Summit County’s open burn ban reduces fireworks-related calls
Firefighters with the Park City Fire District had a relatively quiet Fourth of July. Crews did not respond to any reports of fires caused by fireworks or related incidents, even though Summit County’s open burning and personal fireworks ban was issued only a day before the holiday.
Park City Fire District Chief Paul Hewitt said the professional fireworks shows went as planned and no major incidents were reported. He commended the public for adhering to the fire restrictions.
“There was nothing that I could think of or that I heard of us responding to,” he said Friday morning. “We have to give credit to Parkites and those within the fire district.”
The Utah state forester issued an order banning all open burns throughout unincorporated areas of Summit County Tuesday morning. A fire outlook report released on Monday prompted the state forester’s decision. The report indicated that fuels have dried out considerably and that most levels were in the upper to moderate range for fire danger.
The state forester’s decision was also heavily based on the number of wildfires burning throughout the state. The fires, including the Dollar Ridge Fire in Wasatch County, deplete the state’s resources and reduce the ability to respond to other blazes.
The human-caused Dollar Ridge Fire had scorched nearly 48,000 acres in Wasatch and Duchesne counties. It started July 1 on private property in Wasatch County and quickly spread to Duchesne County, prompting the evacuation of 200-300 homes.

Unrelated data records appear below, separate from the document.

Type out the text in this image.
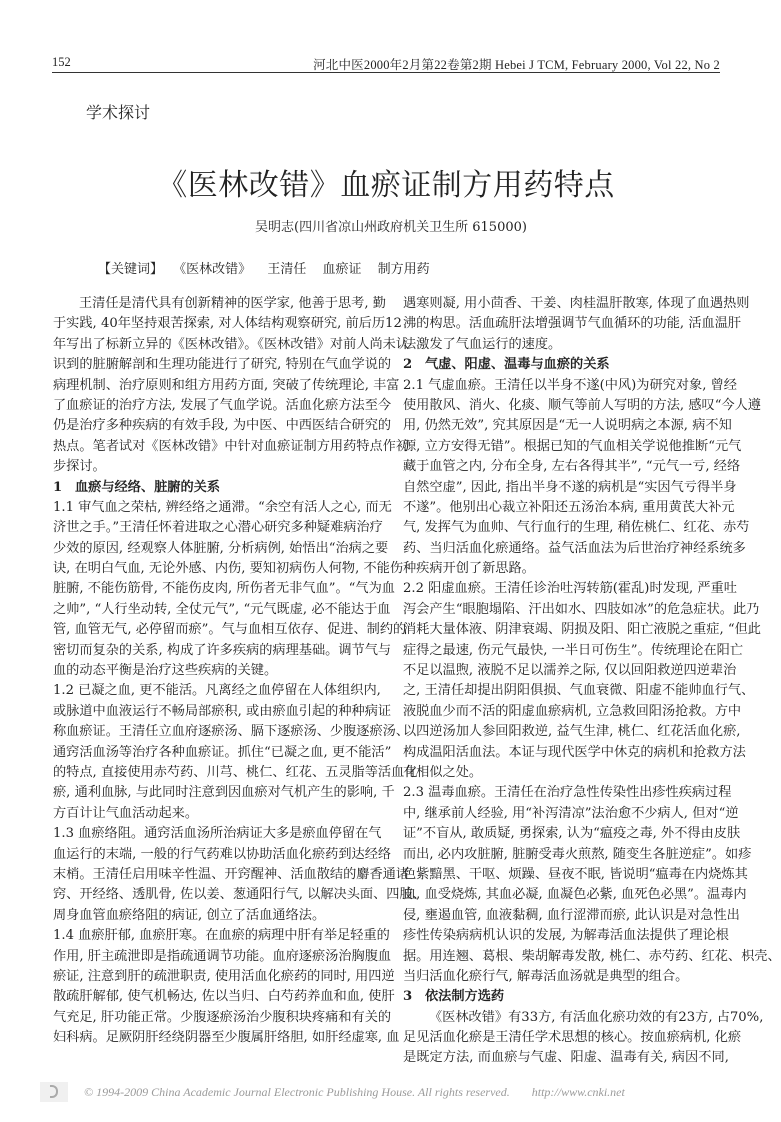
152	河北中医2000年2月第22卷第2期 Hebei J TCM, February 2000, Vol 22, No 2
学术探讨
《医林改错》血瘀证制方用药特点
吴明志(四川省凉山州政府机关卫生所 615000)
【关键词】 《医林改错》 王清任 血瘀证 制方用药
王清任是清代具有创新精神的医学家, 他善于思考, 勤
于实践, 40年坚持艰苦探索, 对人体结构观察研究, 前后历12
年写出了标新立异的《医林改错》。《医林改错》对前人尚未认
识到的脏腑解剖和生理功能进行了研究, 特别在气血学说的
病理机制、治疗原则和组方用药方面, 突破了传统理论, 丰富
了血瘀证的治疗方法, 发展了气血学说。活血化瘀方法至今
仍是治疗多种疾病的有效手段, 为中医、中西医结合研究的
热点。笔者试对《医林改错》中针对血瘀证制方用药特点作初
步探讨。
1 血瘀与经络、脏腑的关系
1.1 审气血之荣枯, 辨经络之通滞。“余空有活人之心, 而无
济世之手。”王清任怀着进取之心潜心研究多种疑难病治疗
少效的原因, 经观察人体脏腑, 分析病例, 始悟出“治病之要
诀, 在明白气血, 无论外感、内伤, 要知初病伤人何物, 不能伤
脏腑, 不能伤筋骨, 不能伤皮肉, 所伤者无非气血”。“气为血
之帅”, “人行坐动转, 全仗元气”, “元气既虚, 必不能达于血
管, 血管无气, 必停留而瘀”。气与血相互依存、促进、制约的
密切而复杂的关系, 构成了许多疾病的病理基础。调节气与
血的动态平衡是治疗这些疾病的关键。
1.2 已凝之血, 更不能活。凡离经之血停留在人体组织内,
或脉道中血液运行不畅局部瘀积, 或由瘀血引起的种种病证
称血瘀证。王清任立血府逐瘀汤、膈下逐瘀汤、少腹逐瘀汤、
通窍活血汤等治疗各种血瘀证。抓住“已凝之血, 更不能活”
的特点, 直接使用赤芍药、川芎、桃仁、红花、五灵脂等活血化
瘀, 通利血脉, 与此同时注意到因血瘀对气机产生的影响, 千
方百计让气血活动起来。
1.3 血瘀络阻。通窍活血汤所治病证大多是瘀血停留在气
血运行的末端, 一般的行气药难以协助活血化瘀药到达经络
末梢。王清任启用味辛性温、开窍醒神、活血散结的麝香通诸
窍、开经络、透肌骨, 佐以姜、葱通阳行气, 以解决头面、四肢、
周身血管血瘀络阻的病证, 创立了活血通络法。
1.4 血瘀肝郁, 血瘀肝寒。在血瘀的病理中肝有举足轻重的
作用, 肝主疏泄即是指疏通调节功能。血府逐瘀汤治胸腹血
瘀证, 注意到肝的疏泄职责, 使用活血化瘀药的同时, 用四逆
散疏肝解郁, 使气机畅达, 佐以当归、白芍药养血和血, 使肝
气充足, 肝功能正常。少腹逐瘀汤治少腹积块疼痛和有关的
妇科病。足厥阴肝经绕阴器至少腹属肝络胆, 如肝经虚寒, 血
遇寒则凝, 用小茴香、干姜、肉桂温肝散寒, 体现了血遇热则
沸的构思。活血疏肝法增强调节气血循环的功能, 活血温肝
法激发了气血运行的速度。
2 气虚、阳虚、温毒与血瘀的关系
2.1 气虚血瘀。王清任以半身不遂(中风)为研究对象, 曾经
使用散风、消火、化痰、顺气等前人写明的方法, 感叹“今人遵
用, 仍然无效”, 究其原因是“无一人说明病之本源, 病不知
源, 立方安得无错”。根据已知的气血相关学说他推断“元气
藏于血管之内, 分布全身, 左右各得其半”, “元气一亏, 经络
自然空虚”, 因此, 指出半身不遂的病机是“实因气亏得半身
不遂”。他别出心裁立补阳还五汤治本病, 重用黄芪大补元
气, 发挥气为血帅、气行血行的生理, 稍佐桃仁、红花、赤芍
药、当归活血化瘀通络。益气活血法为后世治疗神经系统多
种疾病开创了新思路。
2.2 阳虚血瘀。王清任诊治吐泻转筋(霍乱)时发现, 严重吐
泻会产生“眼胞塌陷、汗出如水、四肢如冰”的危急症状。此乃
消耗大量体液、阴津衰竭、阴损及阳、阳亡液脱之重症, “但此
症得之最速, 伤元气最快, 一半日可伤生”。传统理论在阳亡
不足以温煦, 液脱不足以濡养之际, 仅以回阳救逆四逆辈治
之, 王清任却提出阴阳俱损、气血衰微、阳虚不能帅血行气、
液脱血少而不活的阳虚血瘀病机, 立急救回阳汤抢救。方中
以四逆汤加人参回阳救逆, 益气生津, 桃仁、红花活血化瘀,
构成温阳活血法。本证与现代医学中休克的病机和抢救方法
有相似之处。
2.3 温毒血瘀。王清任在治疗急性传染性出疹性疾病过程
中, 继承前人经验, 用“补泻清凉”法治愈不少病人, 但对“逆
证”不盲从, 敢质疑, 勇探索, 认为“瘟疫之毒, 外不得由皮肤
而出, 必内攻脏腑, 脏腑受毒火煎熬, 随变生各脏逆症”。如疹
色紫黯黑、干呕、烦躁、昼夜不眠, 皆说明“瘟毒在内烧炼其
血, 血受烧炼, 其血必凝, 血凝色必紫, 血死色必黑”。温毒内
侵, 壅遏血管, 血液黏稠, 血行涩滞而瘀, 此认识是对急性出
疹性传染病病机认识的发展, 为解毒活血法提供了理论根
据。用连翘、葛根、柴胡解毒发散, 桃仁、赤芍药、红花、枳壳、
当归活血化瘀行气, 解毒活血汤就是典型的组合。
3 依法制方选药
《医林改错》有33方, 有活血化瘀功效的有23方, 占70%,
足见活血化瘀是王清任学术思想的核心。按血瘀病机, 化瘀
是既定方法, 而血瘀与气虚、阳虚、温毒有关, 病因不同,
© 1994-2009 China Academic Journal Electronic Publishing House. All rights reserved. http://www.cnki.net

The Wasatch County Sheriff’s Office closed U.S. 40 from mile marker 44 near Strawberry Reservoir to mile marker 80 near Freedom Bridge Wednesday evening, according to a press release from Utah Wildfire Information. The fire was 4 percent contained as of Friday morning.
Heavy winds pushed smoke from the fire into Summit County on Thursday, leaving a visible haze across the mountains and the smell of burning wood in the air. Hewitt said dispatch received several calls from people concerned the fire had spread into the county.
“That fire is about 40 miles away from us and there is very little chance that fire could go that distance,” he said. “I would put our Park City Fire District residents at ease and let them know that fire isn’t going to make it up here.”
Hewitt said the area was expected to receive some moisture over the weekend. But, he added, “We are entering another phase of the wildland season.”
The haze in the air prompted Summit County to issue a warning about the reduced air quality over the next several days. Phil Bondurant, Summit County Health Department’s environmental health director, said the air quality fluctuated throughout the day on Thursday as the winds shifted, pushing the smoke into the area.
“You don’t need air monitors to understand the quality of the air when you can see the haze from the fire,” he said. “As long as they are fighting that fire, we will likely see this.”
Bondurant compared the haze to the smoke that is given off by a campfire or a chimney, adding that it is consistent with the byproduct of burning fuels. He encouraged people who experience breathing challenges or shortness of breath to be extra cautious.
“They will be the first to feel these impacts,” he said. “Particulate matters and smoke will amplify those conditions. We are also warning sports coaches and parents to watch out for their children. Pay attention if they are out and start to feel lethargic or experience headaches. Limit their activities and exposure. We all need to listen to our bodies and stay inside as much as possible.”